Rostro rojo, rojito, el de Alfredo, poco amigo de la retórica, muy firme, sí, en la defensa inquebrantable de la batalla, del ajedrez ideológico y el caballo, peón, cuatro, rey, de la avanzada de Hugo Chávez desde el "por ahora" hasta el día en que mandó al Tratado de Libre Comercio (TLC) al carajo en Mar de Plata.
Mi primo Viachislav Silva lo conoció en los años sesenta, cuando se cruzaron en la escuela de cine (universidad) Filmhochschule, de la República Democrática Alemana, en Potsdam.
Viachi vivía muy cerca de la escuela y tenía al frente los estudios de cine de la DEFA antes de la guerra, donde aún se pueden ver los elementos de la escenografía y la utilería de la película Metrópolis, una de las primeras películas de los años veinte.

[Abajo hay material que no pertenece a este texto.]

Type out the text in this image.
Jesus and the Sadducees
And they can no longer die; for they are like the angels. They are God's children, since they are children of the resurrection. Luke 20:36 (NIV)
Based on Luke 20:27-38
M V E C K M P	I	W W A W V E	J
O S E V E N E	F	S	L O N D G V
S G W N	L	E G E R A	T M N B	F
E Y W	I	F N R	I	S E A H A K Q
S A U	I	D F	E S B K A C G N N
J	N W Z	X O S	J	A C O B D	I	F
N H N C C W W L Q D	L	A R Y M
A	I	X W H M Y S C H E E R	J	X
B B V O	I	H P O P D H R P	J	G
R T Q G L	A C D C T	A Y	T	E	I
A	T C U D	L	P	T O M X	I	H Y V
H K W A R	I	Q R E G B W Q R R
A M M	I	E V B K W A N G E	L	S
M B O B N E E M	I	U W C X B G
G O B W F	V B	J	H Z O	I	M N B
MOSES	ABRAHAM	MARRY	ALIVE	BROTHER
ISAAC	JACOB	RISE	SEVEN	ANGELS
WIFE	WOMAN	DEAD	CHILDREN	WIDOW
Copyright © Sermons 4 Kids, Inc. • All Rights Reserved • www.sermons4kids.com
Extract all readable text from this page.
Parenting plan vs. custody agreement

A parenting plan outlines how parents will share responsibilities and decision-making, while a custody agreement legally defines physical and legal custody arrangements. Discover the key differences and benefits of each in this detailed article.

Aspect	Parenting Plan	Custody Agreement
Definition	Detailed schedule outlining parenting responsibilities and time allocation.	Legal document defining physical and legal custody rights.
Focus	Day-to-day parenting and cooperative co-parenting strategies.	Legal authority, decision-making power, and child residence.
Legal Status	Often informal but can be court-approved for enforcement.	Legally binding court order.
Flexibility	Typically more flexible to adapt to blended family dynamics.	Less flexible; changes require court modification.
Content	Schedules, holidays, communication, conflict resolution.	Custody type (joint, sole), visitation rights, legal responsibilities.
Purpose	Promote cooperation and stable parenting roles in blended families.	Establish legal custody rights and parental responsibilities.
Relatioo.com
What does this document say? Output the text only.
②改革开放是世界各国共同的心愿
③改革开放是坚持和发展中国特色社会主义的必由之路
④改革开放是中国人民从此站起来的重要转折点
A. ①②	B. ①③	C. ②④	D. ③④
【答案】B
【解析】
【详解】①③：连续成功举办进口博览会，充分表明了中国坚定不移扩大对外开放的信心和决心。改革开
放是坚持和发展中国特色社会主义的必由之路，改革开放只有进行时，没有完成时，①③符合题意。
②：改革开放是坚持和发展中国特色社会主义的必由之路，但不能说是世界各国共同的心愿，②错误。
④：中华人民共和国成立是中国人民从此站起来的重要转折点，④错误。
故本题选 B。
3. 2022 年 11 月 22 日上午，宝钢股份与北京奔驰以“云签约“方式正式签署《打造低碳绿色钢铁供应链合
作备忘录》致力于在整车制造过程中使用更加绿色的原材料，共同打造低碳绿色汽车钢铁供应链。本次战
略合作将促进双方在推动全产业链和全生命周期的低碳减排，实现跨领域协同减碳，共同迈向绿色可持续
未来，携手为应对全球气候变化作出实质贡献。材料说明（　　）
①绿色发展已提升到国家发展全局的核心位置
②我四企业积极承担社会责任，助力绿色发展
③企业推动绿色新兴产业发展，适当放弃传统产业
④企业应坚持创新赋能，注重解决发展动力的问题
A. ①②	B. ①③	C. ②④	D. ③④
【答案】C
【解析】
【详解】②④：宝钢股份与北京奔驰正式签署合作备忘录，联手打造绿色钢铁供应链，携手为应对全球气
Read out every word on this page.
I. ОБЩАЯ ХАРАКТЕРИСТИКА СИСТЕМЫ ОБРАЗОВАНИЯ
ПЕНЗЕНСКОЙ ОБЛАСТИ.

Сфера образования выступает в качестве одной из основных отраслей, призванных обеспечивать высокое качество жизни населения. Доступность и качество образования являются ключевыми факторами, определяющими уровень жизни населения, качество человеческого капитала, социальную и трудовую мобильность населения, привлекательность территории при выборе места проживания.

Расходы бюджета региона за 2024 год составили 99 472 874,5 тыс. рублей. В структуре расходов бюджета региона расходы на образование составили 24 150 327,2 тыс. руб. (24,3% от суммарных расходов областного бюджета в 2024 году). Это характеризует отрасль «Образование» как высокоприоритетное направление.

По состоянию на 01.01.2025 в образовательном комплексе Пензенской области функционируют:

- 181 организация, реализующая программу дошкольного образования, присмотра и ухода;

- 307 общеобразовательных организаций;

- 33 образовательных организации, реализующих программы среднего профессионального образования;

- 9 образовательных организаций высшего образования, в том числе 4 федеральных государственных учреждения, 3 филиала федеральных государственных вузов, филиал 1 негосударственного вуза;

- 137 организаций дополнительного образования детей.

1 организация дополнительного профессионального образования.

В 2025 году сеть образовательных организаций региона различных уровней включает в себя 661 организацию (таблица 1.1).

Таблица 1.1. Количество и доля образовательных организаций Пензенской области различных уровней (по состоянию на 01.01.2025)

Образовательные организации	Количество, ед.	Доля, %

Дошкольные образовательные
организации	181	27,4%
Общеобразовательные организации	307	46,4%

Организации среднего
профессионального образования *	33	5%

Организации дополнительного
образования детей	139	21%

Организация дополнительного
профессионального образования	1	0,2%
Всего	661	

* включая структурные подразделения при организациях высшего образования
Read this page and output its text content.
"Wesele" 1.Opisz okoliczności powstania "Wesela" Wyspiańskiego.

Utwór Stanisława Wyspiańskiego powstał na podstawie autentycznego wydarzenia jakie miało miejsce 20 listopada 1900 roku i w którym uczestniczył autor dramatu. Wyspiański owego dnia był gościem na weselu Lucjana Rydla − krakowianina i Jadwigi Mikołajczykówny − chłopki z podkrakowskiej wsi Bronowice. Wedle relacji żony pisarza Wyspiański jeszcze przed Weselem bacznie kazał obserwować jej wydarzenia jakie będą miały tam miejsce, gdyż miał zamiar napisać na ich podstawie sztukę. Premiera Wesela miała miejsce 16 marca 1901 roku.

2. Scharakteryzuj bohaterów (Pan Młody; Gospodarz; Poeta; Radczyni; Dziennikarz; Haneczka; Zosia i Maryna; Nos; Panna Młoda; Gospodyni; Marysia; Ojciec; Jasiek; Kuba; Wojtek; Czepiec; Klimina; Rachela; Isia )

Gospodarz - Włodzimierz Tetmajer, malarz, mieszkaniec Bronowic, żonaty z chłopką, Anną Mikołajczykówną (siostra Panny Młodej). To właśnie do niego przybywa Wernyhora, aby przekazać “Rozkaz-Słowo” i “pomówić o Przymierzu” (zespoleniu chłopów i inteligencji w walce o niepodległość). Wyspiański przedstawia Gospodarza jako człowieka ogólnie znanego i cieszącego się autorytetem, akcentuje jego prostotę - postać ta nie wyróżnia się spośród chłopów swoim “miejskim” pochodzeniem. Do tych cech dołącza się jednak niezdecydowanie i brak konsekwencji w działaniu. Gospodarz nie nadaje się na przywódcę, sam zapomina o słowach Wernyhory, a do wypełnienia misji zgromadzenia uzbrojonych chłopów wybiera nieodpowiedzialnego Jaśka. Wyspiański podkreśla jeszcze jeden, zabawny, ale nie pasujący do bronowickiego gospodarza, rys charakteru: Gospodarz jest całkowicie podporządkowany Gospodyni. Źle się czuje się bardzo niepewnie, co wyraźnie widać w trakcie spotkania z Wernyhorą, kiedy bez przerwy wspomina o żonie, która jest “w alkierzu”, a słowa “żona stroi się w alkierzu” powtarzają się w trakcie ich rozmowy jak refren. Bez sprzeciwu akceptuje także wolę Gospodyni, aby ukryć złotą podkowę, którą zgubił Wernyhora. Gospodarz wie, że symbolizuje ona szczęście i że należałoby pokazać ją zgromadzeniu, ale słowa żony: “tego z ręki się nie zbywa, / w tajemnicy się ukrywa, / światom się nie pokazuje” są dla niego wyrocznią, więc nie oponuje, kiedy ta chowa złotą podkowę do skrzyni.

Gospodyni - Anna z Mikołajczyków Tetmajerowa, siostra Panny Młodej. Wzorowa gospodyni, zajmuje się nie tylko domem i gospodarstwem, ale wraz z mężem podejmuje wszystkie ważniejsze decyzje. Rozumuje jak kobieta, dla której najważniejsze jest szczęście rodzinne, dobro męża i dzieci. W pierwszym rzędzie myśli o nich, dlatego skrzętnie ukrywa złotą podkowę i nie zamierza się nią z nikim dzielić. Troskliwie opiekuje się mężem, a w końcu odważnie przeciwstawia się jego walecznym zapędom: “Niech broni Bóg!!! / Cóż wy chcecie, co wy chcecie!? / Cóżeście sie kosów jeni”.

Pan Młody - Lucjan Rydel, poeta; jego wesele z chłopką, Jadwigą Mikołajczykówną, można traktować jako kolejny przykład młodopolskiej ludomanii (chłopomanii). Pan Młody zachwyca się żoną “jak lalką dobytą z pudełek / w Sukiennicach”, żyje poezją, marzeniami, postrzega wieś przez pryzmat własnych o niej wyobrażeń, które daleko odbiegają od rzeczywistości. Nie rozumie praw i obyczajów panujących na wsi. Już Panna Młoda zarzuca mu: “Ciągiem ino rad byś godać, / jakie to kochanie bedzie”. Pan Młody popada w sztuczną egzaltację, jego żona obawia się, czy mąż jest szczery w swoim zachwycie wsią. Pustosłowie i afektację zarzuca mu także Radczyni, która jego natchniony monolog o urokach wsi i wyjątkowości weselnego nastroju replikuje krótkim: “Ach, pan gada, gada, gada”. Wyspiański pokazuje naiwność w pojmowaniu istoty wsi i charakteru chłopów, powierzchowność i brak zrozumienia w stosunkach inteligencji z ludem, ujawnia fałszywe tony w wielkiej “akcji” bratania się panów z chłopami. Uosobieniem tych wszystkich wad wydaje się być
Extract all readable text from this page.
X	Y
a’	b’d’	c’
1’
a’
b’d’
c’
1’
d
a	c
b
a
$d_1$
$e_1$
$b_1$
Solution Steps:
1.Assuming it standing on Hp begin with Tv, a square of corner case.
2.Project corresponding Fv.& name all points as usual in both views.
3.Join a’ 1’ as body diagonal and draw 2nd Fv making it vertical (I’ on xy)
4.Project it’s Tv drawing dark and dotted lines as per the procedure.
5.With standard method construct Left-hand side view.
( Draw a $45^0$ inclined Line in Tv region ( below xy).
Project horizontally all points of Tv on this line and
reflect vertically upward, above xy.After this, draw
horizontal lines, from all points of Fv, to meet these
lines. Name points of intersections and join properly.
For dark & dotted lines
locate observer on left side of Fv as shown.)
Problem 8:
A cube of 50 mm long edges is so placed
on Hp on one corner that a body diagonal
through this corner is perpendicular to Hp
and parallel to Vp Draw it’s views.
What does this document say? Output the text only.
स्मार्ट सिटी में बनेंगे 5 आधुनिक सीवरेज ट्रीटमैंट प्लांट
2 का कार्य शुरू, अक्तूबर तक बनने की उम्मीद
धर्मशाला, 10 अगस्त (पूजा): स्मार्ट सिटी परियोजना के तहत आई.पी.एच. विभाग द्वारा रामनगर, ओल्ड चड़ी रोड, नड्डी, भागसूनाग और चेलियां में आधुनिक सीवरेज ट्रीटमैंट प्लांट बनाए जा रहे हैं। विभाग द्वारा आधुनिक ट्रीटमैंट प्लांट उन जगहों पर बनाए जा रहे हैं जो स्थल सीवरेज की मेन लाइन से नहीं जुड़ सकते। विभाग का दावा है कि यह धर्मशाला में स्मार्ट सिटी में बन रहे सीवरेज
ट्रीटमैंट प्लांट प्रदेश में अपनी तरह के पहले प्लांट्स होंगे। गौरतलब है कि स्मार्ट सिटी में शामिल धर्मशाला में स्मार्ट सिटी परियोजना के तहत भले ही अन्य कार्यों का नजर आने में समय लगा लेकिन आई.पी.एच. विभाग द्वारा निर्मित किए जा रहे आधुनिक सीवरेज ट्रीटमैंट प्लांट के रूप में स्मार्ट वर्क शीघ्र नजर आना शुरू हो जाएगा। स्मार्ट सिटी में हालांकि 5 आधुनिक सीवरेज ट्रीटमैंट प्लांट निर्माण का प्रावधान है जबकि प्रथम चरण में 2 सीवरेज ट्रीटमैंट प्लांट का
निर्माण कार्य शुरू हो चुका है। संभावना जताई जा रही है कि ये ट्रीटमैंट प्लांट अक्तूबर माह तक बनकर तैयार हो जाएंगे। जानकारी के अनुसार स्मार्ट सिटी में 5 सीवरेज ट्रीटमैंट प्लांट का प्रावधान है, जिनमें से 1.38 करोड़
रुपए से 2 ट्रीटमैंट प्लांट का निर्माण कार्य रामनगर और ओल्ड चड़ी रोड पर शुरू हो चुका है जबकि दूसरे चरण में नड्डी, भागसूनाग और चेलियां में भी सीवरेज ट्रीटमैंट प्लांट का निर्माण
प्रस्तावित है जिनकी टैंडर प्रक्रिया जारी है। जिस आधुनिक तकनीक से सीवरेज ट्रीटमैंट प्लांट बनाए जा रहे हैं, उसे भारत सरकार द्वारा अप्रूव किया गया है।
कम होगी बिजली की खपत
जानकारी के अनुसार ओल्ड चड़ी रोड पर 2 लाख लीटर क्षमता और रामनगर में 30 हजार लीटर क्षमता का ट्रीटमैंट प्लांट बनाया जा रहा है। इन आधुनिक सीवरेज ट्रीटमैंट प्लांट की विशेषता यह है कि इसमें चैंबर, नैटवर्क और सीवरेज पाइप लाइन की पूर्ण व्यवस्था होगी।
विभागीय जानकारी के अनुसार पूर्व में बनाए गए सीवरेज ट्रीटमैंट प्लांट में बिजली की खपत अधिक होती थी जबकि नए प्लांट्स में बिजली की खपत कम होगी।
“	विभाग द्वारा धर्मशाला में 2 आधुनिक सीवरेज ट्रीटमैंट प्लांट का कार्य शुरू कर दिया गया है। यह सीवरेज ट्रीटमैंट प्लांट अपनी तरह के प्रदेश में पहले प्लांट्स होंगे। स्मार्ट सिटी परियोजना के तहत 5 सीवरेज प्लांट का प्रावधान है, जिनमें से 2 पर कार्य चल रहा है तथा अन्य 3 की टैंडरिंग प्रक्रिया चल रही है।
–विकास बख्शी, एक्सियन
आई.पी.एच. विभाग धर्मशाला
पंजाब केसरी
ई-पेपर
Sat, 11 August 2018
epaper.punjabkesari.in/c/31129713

Algunos de los compañeros y compañeras alemanes de Alfredo fueron también sus amigos. "Astrid —me comentó— es dueña de la anécdota de una de sus primeras películas o ensayos allá, que le gustó mucho". Astrid fue luego la directora del buen teatro de títeres de Berlín, una mujer muy linda y atractiva, me contó el primo desde Alemania.
Cuando venía de Alemania, nos encontrábamos en Caracas, revivíamos sus tiempos y los míos. Cuando yo llegué a Berlín, Alfredo estaba retornando…
Siempre firme, nunca traicionó, lo dice el primo como una declaración del principio que funda la concurrencia y la lealtad.
Hoy Alfredo se fue, pero saldrá de súbito como el dandi comunista que hizo cine sin guerrilleros y mujeres desnudas, hablando los idiomas que aprendió en los trenes del mundo.